Mas com a vacinação ainda no início e novas variantes importadas do exterior, o risco é que a estratégia de medidas não-farmacológicas nesses países, sozinha, não seja capaz de conter uma escalada nos contágios.

O número de casos de covid-19 na Ásia subiu mais de 50% desde o fim de junho. 

Ligas nacionais como a de baseball já recebem público com 50% da capacidade, com mais de 5.000 torcedores podendo comparecer aos jogos. Cantos, no entanto, estão proibidos desde então, de modo a tentar barrar a disseminação do vírus pelo ar.

Parte da opinião pública no Japão defendeu que ao menos alguns torcedores locais pudessem assistir aos jogos, o que não foi autorizado na maior parte dos casos, sobretudo em Tóquio.

Atletas não vacinados

Nem todos os atletas foram vacinados e a vacinação não é obrigatória para competir, devido à falta de doses em boa parte dos países de origem dos esportistas.

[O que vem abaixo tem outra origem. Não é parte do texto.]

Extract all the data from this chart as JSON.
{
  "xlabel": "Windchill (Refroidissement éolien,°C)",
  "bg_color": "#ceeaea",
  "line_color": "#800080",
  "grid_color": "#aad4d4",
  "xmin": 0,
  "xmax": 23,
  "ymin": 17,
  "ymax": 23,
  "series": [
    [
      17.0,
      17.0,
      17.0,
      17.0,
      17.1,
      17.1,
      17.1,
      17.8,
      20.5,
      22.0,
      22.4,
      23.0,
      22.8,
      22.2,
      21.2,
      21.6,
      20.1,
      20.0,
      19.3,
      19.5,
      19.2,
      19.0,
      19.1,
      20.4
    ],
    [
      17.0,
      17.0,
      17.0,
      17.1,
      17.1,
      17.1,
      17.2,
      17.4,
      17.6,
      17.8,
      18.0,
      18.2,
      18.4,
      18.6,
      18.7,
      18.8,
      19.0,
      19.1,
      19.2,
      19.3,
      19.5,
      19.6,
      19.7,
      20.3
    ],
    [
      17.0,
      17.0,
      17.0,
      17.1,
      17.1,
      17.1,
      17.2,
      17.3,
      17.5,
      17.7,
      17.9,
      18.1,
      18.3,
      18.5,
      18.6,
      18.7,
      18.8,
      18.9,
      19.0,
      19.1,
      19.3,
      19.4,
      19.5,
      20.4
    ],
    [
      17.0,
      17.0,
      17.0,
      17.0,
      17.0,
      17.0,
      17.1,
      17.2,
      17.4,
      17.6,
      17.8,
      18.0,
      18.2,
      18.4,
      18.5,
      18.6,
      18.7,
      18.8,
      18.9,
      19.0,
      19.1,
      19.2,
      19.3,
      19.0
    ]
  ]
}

Mas a maior parte já está imunizada, ao menos com uma dose. O Comitê Olímpico Internacional estimou em junho que mais de 80% dos mais de 11.000 atletas estavam vacinados ou parcialmente vacinados.

O risco da Olimpíada

Há uma preocupação no Japão com a possibilidade de as Olimpíadas espalharem ainda mais as novas variantes. No entanto, analistas apontam que o protocolo olímpico será mais rigoroso até mesmo do que o imposto aos japoneses internamente, e que é improvável que a Olimpíada em si seja um grande causador de caos na saúde japonesa.

As quarentenas para os atletas vindos de fora foram rígidas, e a ausência de público nos locais de competição — com exceção de alguns jogos em cidades fora de Tóquio — não necessariamente se repete em campeonatos locais.

Atletas diagnosticados com covid-19 durante os jogos não poderão mais competir, e todos estão proibidos de deixar a Vila Olímpica — com exceção dos que já estão se hospedando fora do alojamento.

A dúvida é como a organização, que tem argumentado que será rígida no cumprimento dos protocolos, lidará caso um atleta infectado contamine ou coloque sob suspeita outras estrelas. Com a Olimpíada rejeitada por mais de 70% da população em algumas pesquisas, o risco para o governo japonês é ser responsabilizado caso haja uma piora da pandemia. O desafio será grande.